Le comportement odieux et sacrilège de Zimri n’était pas motivé par la luxure ou par un désir de rébellion, mais par son profond engagement envers le peuple qu’il représentait. Il décida de démontrer que même un homme honorable comme lui – choisi par D.ieu pour être un prince d’Israël8 – n’était pas insensible au plaisir charnel et à la séduction. Si lui pouvait succomber à la tentation, les membres plus matérialistes de sa tribu ne méritaient-ils pas d’être traités moins sévèrement, et de se voir épargner la peine capitale ? Qui plus est, Moïse, le plus éminent serviteur de D.ieu, n’avait-il pas lui-même lié son destin à l’une de ces femmes « interdites » ? Ce qui est acceptable pour le saint Moïse ne devrait-il pas l’être également pour les gens simples ?

Cette lecture bienveillante à l’égard de Zimri n’est pas une tentative du Talmud de le blanchir, mais ressort du récit de la Torah lui-même. Un regard plus attentif au timing de la frasque de Zimri révèle qu’il fut lent à rejoindre les siens dans le péché. Ce n’est qu’après que D.ieu les eut condamnés à mort qu’il s’approcha de Kozbi (« Alors un homme israélite vint et amena la femme midianite à ses frères »). Est-il possible son désir s’enflamma seulement après qu’il apprit que son assouvissement était puni de la peine capitale ? Oui, s’il n’était pas mû par un élan de débauche mais de dévouement, dirigé non pas envers Kozbi, mais envers les membres de sa tribu en instance d’être exécutés.9

Paradoxalement, ce fut à travers cette confrontation publique malheureuse et malavisée avec Moïse que Zimri en vint à incarner le dirigeant juif idéal, prêt à sacrifier son bien-être matériel et son statut spirituel – dans ce cas, clairement à mauvais escient – pour protéger son peuple.

C’est la mesure de la dépravation de l’image qu’il a laissée qui révèle la mesure de son dévouement envers ceux qui lui étaient chers.

Qu’est-ce que cela m’apprend ?

Nous vivons à une époque d’ignorance et d’indifférence croissantes de la jeunesse juive à l’égard de son héritage.
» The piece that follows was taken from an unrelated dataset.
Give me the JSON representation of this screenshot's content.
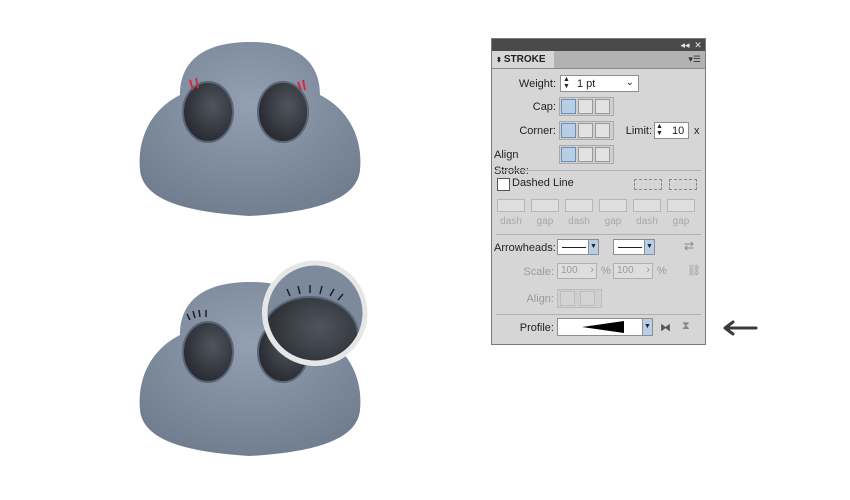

D’aucuns considèrent nos connaissances et notre culture comme acquises et ignorent le désintéressement qui gagne la communauté.

De Zimri, nous apprenons qu’il faut sacrifier quelques-uns de nos luxes spirituels – comme le fait de se concentrer sur son développement personnel ainsi qu’à la recherche du sens et de l’inspiration – et pourvoir aux besoins de ceux de notre peuple qui sont spirituellement indigents.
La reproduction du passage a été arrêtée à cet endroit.